Background

Glioblastoma (GBM) is a radioresistant tumour associated with local recurrence following chemoradiotherapy. Tumour recurrence is due to a subset of tumour propagating cells with stem like characteristics (cancer stem cells CSC). CSCs in GBM have been suggested to have an upregulated DNA damage response (DDR), and a radioresistant phenotype. However, literature and opinion regarding GBM CSC radiosensitivity is conflicting.
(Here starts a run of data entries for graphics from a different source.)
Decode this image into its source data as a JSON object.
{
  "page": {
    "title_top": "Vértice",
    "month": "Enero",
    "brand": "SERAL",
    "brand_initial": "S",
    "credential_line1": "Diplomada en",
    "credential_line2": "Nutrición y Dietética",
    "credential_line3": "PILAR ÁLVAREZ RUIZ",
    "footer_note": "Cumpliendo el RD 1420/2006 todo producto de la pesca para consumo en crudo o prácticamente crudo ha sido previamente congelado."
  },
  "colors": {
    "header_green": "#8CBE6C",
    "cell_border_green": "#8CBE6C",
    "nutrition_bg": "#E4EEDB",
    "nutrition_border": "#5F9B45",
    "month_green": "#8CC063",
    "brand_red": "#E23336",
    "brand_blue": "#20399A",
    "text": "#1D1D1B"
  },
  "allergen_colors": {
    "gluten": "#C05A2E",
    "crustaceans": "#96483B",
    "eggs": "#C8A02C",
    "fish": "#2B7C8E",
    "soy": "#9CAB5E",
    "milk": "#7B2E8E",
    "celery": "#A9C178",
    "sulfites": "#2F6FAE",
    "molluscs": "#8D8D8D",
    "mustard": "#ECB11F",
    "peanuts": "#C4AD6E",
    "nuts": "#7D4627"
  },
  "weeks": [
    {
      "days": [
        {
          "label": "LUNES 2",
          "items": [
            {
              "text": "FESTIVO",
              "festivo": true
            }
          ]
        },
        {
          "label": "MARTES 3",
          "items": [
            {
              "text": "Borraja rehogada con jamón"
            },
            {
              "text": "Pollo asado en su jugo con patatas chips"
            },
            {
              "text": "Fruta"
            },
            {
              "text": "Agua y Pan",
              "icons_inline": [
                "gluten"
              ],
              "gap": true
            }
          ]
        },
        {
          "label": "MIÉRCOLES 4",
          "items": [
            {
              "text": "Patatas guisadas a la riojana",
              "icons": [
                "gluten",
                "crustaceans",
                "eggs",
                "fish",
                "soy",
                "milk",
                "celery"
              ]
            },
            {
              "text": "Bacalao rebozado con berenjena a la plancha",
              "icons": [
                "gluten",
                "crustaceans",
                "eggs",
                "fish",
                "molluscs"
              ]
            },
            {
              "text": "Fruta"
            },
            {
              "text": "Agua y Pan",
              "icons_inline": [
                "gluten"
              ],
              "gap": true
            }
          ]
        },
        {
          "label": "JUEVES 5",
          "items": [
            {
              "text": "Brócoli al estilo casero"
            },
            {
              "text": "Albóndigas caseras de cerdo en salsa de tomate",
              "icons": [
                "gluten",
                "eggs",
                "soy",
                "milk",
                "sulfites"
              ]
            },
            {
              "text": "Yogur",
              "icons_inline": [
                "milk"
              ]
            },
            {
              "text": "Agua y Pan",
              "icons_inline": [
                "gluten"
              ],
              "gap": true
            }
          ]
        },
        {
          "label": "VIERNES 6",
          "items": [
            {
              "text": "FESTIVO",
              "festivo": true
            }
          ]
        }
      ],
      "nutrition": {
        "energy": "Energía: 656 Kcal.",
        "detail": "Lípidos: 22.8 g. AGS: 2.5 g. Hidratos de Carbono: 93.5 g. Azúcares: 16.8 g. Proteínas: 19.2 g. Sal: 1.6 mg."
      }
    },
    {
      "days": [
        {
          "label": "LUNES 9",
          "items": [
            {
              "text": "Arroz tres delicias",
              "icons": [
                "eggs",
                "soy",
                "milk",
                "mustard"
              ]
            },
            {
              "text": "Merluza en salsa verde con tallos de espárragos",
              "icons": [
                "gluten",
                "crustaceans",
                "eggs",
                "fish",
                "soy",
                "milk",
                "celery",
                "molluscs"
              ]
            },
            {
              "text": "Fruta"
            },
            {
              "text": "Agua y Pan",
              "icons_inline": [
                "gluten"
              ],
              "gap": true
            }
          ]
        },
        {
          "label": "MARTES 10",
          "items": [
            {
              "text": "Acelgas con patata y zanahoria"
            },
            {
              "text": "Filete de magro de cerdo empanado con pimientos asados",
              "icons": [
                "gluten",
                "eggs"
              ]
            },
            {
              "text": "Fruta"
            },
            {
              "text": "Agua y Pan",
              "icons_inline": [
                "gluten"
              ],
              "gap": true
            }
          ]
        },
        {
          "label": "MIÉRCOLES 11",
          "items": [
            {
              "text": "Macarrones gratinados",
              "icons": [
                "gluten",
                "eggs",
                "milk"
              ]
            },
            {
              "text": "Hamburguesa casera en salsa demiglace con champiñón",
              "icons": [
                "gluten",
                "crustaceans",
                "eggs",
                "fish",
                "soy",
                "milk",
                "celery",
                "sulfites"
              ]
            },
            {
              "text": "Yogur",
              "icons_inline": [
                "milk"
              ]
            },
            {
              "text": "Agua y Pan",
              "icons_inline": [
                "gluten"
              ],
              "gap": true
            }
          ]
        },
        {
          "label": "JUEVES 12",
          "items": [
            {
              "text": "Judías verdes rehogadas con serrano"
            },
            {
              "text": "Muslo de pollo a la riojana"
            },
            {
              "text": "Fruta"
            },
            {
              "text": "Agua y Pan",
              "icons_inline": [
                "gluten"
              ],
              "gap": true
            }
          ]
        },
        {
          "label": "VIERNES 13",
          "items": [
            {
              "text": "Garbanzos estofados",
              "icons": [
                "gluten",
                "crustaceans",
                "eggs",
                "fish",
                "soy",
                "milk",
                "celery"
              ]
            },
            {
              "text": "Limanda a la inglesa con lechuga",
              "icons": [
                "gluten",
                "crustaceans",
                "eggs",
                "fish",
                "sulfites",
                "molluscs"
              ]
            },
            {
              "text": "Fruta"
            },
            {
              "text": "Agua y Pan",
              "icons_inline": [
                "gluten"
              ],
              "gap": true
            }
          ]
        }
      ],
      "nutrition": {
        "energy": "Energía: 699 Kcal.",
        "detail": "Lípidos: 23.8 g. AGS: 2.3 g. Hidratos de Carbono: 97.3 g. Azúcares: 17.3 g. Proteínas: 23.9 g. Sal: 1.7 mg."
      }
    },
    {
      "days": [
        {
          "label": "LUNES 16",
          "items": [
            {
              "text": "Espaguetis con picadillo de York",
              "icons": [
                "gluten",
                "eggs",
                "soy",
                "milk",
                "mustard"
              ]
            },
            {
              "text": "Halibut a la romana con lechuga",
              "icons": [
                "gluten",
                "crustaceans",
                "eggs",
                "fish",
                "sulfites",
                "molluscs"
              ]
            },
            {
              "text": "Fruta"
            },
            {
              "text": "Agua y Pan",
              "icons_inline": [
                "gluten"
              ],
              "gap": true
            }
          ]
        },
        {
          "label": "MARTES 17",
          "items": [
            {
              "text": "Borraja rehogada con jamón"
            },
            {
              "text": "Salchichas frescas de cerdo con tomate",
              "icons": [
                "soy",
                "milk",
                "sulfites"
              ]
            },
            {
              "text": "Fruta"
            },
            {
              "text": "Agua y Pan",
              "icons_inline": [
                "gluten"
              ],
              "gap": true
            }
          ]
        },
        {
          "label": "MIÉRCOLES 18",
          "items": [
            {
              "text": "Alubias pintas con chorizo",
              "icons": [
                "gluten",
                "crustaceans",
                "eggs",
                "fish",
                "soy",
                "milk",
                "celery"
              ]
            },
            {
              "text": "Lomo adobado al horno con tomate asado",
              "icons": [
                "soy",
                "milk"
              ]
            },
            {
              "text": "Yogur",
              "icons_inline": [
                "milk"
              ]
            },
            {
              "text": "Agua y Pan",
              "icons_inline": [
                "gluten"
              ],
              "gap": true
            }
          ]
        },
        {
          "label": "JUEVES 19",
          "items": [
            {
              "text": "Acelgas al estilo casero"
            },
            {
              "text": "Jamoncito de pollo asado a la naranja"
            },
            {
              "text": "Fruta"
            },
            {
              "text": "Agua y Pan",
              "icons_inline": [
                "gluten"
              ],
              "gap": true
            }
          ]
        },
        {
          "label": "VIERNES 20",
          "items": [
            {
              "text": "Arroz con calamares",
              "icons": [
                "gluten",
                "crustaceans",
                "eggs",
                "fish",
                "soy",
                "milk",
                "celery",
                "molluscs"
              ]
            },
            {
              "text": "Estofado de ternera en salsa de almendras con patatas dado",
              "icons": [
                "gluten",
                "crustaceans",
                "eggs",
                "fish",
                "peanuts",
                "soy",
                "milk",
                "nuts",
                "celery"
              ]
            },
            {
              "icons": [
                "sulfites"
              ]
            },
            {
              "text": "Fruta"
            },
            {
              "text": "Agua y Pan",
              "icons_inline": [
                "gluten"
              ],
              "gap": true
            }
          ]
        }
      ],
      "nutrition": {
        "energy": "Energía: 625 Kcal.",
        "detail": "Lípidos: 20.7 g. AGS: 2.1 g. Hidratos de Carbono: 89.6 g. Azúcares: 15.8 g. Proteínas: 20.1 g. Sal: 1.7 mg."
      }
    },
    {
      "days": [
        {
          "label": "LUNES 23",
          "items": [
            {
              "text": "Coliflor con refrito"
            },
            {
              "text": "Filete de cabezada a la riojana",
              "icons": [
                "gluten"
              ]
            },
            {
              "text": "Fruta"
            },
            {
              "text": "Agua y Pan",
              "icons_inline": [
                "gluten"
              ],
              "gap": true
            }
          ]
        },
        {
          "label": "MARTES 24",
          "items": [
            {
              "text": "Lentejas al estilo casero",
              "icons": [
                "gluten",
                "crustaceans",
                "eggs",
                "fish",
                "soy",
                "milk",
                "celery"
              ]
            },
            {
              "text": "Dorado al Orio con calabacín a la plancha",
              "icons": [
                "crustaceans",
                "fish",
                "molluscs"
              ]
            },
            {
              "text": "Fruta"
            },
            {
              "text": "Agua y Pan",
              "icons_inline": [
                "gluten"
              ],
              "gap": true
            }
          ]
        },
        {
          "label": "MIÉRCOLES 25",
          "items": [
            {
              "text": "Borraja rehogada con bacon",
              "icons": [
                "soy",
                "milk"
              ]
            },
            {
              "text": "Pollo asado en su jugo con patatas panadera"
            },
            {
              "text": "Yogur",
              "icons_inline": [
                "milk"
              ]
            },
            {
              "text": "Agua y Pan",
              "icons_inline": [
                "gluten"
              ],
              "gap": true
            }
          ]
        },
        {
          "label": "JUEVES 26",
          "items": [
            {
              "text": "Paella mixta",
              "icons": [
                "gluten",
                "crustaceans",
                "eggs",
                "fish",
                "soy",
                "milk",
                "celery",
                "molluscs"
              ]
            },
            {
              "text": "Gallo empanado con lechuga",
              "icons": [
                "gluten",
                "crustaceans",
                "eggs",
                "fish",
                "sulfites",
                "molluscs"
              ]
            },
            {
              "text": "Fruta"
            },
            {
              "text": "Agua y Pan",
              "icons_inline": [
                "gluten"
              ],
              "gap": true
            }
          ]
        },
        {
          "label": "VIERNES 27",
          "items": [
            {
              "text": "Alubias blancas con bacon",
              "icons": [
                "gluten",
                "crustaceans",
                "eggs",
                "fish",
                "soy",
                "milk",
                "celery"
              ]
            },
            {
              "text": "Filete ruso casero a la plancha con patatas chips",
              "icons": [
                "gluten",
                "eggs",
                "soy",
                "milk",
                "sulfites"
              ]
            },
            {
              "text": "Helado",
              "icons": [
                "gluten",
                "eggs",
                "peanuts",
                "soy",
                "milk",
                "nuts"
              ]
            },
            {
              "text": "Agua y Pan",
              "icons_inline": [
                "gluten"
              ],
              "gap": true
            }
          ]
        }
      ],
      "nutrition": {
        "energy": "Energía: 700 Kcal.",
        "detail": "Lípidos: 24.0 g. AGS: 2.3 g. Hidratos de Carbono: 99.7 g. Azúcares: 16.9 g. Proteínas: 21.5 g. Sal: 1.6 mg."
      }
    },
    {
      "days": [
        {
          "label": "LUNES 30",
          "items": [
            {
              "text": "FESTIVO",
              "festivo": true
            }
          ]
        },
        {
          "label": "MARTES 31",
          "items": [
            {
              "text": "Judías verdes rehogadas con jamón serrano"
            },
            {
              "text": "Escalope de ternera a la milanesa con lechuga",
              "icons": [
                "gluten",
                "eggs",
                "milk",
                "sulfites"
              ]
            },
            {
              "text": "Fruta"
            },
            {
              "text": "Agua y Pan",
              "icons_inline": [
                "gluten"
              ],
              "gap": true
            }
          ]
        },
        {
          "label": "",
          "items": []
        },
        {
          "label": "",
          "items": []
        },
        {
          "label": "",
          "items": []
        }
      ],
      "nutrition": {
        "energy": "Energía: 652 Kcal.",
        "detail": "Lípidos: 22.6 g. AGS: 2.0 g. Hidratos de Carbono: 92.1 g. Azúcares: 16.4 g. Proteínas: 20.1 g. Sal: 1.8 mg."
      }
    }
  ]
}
DDR inhibitor drugs may enable inhibition of upregulated DDR seen in CSC's. If DDR inhibitors can be combined with radiotherapy this could produce clinical benefits such as improved local control and survival. We investigated GBM CSC radioresistance and explored the effects of inhibition of the DDR protein ATM.

Method

CSC enriched cultures from primary GBM cell lines were cultured in media without foetal calf serum (FCS) with the addition of growth factors. Cancer bulk cells (CBC) were cultured in medium containing FCS. Western blotting was used to quantify phosphorylated DDR proteins in response to radiation plus or minus the ATM inhibitor Ku55933. FACS analysis of phosphorylated Histone H3 was used to investigate G2/M checkpoint function. We utilised immunofluorescence to quantify gamma H2AX foci as a marker of DNA double strand breaks (DSB). Clonogenic survival assays were performed as a clinically relevant measure of radiation sensitivity.

Results

Data from two primary cell cultures show that GBM CSC are radioresistant compared to CBC's and show upregulation of phosphorylated DDR proteins after irradiation, enhanced G2/M checkpoint activation and enhanced repair 24 hours after irradiation. All of these radioresistance features were abrogated by chemical inhibition of ATM, which radiosensitised GBM CSC's to a greater extent than CBC's. The mechanism of radiosensitisation by Ku55933 involves inhibition of the G2/M checkpoint and delayed DNA DSB resolution in GBM CSC's.

Conclusion

ATM inhibition may be a CSC targeted strategy to produce clinical benefit in glioblastoma.